No one would ever mistake "John Goldfarb, Please Come One," director J. Lee Thompson's second film in a row with Shirley MacLaine, for a good movie. In fact, its only claim to fame during its brief life in theaters during the spring of 1965, was that it was threatened with a lawsuit by Notre Dame for defaming the school in general and its football players in particular.
It's a mess but it's an eccentric mess - and it's certainly better than the previous Thompson-MacLaine pairing, "What a Way to Go!," a bloated, conventional dud (and vanity production for MacLaine) from the year before. I mean you have to love a film that conjurs up a buffoonish CIA Chief and names him Heinous Overreach (played by the great Fred Clark).
The plot, concocted by no less than William Peter Blatty, involves a dim-witted U-2 pilot for the USAF, nicknamed Wrong Way Goldfarb (played by a miscast Richard Crenna in his first major film role following years on television), en route to the USSR on a spy mission. A former Notre Dame football star, Wrong Way crashs in a mythical Arabian country called Fawzia. He is apprehended and held captive by King Fawz (Peter Ustinov), who happens to be a football-obsessed tyrant and who wants Goldfarb to organize a local team for him.

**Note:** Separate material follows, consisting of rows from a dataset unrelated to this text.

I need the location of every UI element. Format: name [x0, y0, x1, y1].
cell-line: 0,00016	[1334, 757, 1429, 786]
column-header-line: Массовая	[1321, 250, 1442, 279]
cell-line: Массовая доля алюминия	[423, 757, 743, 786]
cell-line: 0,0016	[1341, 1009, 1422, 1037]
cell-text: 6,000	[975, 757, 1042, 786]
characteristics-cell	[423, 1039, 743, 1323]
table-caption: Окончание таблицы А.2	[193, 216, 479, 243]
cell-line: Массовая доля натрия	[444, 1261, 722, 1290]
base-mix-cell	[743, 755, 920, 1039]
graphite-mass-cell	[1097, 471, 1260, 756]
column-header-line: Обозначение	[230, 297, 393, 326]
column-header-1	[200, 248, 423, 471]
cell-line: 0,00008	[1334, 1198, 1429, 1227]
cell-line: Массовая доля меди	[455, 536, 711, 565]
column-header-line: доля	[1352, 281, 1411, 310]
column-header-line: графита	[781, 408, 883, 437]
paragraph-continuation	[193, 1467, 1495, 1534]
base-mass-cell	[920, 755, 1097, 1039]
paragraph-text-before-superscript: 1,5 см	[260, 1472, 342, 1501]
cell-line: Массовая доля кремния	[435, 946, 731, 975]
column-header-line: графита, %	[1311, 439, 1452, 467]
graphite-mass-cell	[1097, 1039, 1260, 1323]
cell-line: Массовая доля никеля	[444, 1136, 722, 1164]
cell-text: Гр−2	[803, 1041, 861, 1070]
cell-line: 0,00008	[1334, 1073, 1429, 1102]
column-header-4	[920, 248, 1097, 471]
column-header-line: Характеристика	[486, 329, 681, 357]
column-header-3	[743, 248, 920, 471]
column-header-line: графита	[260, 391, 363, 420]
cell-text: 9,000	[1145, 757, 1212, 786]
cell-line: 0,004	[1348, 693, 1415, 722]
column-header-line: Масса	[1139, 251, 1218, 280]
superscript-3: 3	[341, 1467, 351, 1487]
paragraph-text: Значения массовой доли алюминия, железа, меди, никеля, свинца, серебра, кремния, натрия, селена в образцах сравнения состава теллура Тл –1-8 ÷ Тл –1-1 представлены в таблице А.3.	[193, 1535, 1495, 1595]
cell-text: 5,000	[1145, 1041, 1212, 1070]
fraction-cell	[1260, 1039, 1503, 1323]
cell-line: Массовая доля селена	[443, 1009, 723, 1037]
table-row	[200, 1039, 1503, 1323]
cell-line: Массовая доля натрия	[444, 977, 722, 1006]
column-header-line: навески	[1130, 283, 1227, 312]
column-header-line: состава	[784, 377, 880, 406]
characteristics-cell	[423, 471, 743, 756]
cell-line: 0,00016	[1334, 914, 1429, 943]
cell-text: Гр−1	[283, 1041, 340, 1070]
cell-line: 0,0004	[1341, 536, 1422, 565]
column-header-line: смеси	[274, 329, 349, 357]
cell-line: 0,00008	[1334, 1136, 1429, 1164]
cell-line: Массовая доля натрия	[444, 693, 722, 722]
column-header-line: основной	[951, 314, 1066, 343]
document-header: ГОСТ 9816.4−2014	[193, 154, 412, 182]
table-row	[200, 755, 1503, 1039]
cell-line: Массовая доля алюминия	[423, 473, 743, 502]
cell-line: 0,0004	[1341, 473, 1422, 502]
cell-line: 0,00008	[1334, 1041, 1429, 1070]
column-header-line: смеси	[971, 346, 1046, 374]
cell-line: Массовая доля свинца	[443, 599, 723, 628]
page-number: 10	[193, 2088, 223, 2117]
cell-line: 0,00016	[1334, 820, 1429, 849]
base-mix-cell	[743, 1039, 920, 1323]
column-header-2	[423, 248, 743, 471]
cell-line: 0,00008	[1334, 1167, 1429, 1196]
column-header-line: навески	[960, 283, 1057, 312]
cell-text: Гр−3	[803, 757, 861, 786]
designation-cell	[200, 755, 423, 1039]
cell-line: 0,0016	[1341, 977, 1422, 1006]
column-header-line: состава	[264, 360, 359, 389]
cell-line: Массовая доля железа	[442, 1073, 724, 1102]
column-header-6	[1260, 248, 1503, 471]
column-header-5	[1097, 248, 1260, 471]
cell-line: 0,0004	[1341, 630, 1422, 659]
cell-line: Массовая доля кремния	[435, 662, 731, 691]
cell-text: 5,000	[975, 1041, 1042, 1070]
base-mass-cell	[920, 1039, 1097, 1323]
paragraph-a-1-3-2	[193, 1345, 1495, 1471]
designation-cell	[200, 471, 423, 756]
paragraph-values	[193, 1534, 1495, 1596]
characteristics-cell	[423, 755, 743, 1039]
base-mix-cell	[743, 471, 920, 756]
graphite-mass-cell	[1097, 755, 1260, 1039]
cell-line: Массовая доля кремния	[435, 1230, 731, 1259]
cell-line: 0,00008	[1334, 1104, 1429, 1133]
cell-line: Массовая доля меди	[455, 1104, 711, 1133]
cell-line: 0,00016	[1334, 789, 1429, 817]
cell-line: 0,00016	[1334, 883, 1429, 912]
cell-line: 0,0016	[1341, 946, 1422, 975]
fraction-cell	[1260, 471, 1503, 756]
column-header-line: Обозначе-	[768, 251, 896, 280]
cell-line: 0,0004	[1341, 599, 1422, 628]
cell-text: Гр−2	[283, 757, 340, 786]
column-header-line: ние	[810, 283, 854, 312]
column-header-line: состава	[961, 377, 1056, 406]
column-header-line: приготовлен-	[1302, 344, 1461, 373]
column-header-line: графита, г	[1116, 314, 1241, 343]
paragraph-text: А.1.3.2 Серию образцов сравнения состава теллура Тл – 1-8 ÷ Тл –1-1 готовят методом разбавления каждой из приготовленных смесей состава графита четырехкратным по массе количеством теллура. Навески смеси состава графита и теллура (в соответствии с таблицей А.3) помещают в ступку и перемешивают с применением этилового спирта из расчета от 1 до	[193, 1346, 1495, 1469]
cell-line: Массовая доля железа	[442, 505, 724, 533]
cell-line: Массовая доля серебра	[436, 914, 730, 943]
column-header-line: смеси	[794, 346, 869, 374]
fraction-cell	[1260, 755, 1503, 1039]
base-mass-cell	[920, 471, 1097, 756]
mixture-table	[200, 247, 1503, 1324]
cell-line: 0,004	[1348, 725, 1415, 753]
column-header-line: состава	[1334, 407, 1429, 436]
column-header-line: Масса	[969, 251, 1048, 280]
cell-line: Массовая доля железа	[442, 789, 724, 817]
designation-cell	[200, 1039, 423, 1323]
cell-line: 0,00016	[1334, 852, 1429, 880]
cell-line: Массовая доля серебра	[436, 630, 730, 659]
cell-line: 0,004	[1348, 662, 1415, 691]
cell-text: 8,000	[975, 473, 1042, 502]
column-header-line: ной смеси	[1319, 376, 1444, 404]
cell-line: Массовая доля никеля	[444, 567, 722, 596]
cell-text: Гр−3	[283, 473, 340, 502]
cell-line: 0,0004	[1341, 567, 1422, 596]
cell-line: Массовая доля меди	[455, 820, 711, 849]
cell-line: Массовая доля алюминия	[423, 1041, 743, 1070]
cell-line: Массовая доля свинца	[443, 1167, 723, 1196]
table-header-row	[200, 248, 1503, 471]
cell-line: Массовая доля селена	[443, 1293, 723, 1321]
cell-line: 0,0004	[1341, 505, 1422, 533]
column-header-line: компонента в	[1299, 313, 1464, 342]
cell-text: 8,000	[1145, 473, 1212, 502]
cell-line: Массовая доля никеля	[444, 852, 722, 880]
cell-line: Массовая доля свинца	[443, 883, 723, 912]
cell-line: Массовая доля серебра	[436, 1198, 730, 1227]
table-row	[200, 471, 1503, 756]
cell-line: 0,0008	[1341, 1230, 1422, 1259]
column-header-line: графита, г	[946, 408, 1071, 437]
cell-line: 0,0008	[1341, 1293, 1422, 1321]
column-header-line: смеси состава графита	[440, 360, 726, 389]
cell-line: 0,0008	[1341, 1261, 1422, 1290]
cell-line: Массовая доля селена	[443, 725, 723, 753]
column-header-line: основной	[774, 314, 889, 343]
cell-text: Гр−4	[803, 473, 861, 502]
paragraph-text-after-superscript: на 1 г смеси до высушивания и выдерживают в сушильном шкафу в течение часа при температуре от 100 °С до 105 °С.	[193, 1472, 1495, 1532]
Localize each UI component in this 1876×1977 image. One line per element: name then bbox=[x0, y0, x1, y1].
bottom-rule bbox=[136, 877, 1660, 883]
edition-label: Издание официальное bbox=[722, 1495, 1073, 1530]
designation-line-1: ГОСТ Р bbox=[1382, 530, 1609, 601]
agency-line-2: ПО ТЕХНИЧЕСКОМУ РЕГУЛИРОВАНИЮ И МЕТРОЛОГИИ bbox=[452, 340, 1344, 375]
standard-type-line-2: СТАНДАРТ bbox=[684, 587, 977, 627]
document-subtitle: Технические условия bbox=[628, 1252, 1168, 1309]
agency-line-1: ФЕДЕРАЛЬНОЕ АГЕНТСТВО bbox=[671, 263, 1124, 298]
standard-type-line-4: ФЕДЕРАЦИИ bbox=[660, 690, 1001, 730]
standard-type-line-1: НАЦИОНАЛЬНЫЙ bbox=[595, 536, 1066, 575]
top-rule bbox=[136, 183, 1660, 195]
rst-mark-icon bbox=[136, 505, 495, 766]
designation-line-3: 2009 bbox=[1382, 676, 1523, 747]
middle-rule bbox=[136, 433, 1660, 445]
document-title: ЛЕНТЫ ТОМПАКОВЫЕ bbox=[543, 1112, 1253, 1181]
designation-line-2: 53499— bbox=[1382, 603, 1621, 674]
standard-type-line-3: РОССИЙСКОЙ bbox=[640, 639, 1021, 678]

MacLaine plays a mouthy reporter on assignment in Fawzia for Strife magazine, unwittingly ending up in Fawz' harem and in Wrong Way's arms.
The supporting cast consists of such ace character actors as Jim Backus, Harry Mogan, Richard Deacon, Scott Brady, David Lewis, Jackie Coogan, Chalres Lane, Leon Askin, Jerome Cowan, Milton Frome, the great Wilfred Hyde-White and Clark.
Yes, the film is awful, but this cast is compulsively watchable.
Keep an eye out for the young Jerry Orbach. While it's impossib le to track down "John Goldfarb, Please Come Home!" on home entertainment, the Fox Movie Channel will air it Thursday, 27 August at 4:00 p.m. (est).
Oh, yes, John Williams' score for the film, never recorded, was released belatedly in 2007 in a limited-edition CD. Shirley MacLaine, ever the good sport, honks out the title song.
By the way, Blatty reportedly got the idea for "The Exorcist" while making "Goldfarb." Ellen Burstyn's Chris MacNeil character in that film is said to have been modeled on MacLaine, a dubious tribute of sorts.
Note in Passing: Blatty adapted "Goldfarb" into a new musical comedy, with music and lyrics by Michael Garin, Robert Hipkens, and Erik Frandsen, choreography by Jennifer Schmermund and Anahid Sofian, and direction by Jeffrey Lewonczyk. It was staged for four performances only in August of 2007 at The Skirball Center for the Performing Arts, 566 LaGuardia Place.